Core B: Human and Clinical Phenotyping Core

PROJECT SUMMARY CORE B Core B has the overarching goal of supporting the Scientific Projects by providing reliable and readily available clinical data from patients and will support the Project Investigators by collecting, processing, and analyzing a rich multi-omics dataset from patients undergoing lung transplantation. Investigators in the Core will collect

detailed clinical data from lung transplant recipients and manually adjudicate clinical episodes and the diagnosis of PGD and CLAD. Core B investigators will identify clinical and research procedures that will generate biologic material and enroll patients in observational studies. Core B will work synergistically with the Core C investigators

to process the samples to generate single cell suspensions that will be analyzed using flow cytometry and single cell RNA-sequencing/CITE seq, paired fixed tissue for spatial transcriptomics, and other assays. Core B will apply robust machine learning approaches to organize clinical data and use this framework as a scaffold to

overlay longitudinally collected genomic and proteomic data collected over the clinical course of transplantation. The resulting models of clinical PGD and CLAD will be used to identify biomarkers and generate hypotheses about biologic pathways that will be causally tested in the Projects, credentialling the pathways as therapeutic

targets. Hence, Core B will directly support the Projects through the following aims. Aim 1. To enroll lung transplant recipients for prospective tissue collection and data integration throughout longitudinal care. We have developed integrated clinical and research teams to enable patient enrollment and collection of events

over the clinical course of patients. The clinical data extracted from the electronic health record will complement the molecular phenotyping data and enable the Scientific Projects to test the hypotheses outlined.
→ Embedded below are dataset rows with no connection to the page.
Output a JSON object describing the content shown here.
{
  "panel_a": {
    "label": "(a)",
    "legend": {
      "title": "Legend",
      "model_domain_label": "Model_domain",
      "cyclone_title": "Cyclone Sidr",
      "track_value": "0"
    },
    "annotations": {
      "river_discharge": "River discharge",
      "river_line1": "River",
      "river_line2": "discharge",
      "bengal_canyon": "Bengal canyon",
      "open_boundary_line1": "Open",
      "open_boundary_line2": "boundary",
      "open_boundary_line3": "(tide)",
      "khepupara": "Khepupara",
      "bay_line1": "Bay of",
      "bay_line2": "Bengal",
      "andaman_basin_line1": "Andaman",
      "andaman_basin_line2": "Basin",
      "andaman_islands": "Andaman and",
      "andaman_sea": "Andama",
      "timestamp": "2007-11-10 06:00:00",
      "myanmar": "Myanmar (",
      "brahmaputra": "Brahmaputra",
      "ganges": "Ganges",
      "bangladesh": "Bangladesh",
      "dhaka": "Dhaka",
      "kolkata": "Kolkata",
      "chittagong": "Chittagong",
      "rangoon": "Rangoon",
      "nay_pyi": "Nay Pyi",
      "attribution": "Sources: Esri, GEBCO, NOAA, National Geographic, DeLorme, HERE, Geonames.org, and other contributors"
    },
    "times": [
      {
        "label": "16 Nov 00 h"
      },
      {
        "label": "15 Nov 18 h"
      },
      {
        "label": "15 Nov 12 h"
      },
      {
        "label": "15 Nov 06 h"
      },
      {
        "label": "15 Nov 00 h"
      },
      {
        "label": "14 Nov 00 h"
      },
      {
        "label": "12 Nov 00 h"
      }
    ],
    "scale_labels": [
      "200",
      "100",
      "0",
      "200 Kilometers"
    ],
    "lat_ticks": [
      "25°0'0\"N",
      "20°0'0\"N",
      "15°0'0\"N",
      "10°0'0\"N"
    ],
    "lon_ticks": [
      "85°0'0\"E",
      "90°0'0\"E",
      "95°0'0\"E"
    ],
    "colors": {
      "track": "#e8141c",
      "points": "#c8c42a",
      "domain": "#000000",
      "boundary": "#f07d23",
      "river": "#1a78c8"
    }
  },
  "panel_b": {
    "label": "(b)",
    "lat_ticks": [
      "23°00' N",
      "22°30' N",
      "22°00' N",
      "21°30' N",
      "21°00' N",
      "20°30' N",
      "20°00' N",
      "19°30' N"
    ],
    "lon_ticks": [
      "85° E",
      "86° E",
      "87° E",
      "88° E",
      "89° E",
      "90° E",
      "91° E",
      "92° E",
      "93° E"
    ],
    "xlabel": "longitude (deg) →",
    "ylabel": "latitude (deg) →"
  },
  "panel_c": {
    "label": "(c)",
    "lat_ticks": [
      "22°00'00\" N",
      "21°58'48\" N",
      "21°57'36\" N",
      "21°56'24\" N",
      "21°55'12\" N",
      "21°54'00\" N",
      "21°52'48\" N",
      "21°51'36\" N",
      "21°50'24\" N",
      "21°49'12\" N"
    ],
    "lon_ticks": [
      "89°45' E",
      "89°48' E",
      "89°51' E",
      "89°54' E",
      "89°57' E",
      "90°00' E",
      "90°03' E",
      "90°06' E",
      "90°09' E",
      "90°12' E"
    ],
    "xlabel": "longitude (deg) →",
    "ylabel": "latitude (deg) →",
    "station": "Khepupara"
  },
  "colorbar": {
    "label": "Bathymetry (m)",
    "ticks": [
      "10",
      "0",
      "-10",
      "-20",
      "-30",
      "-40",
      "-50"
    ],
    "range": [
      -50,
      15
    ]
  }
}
This integrated model will facilitate the identification of biomarkers and clinical predictors of transitions in clinical state after

transplantation. Aim 2. To process, immunophenotype, and cryopreserve biological material from the lung and esophagus collected as part of clinical care or research. We will leverage our experience with sample collection, processing, flow cytometry, single cell RNA-sequencing, metabolomic and spatial transcriptomic

profiling to develop a robust multi-omics dataset of patients undergoing lung transplantation. Aim 3. To perform next-generation sequencing assays, including single-cell RNA-seq, CITE-seq, and single cell TCR and BCR clonotyping as well as spatial transcriptomics on selected samples. A major challenge in data science

has been the integration of large-scale datasets coming from multiple groups. Through collaborations with the Chan Zuckerberg Human Cell Atlas Consortium, we have contributed to approaches based on transfer learning that allow integration of single cell transcriptomic data rapidly and at scale. We will apply these approaches to

the multi-omics data collected from our patients to inform analyses proposed by the Project Investigators.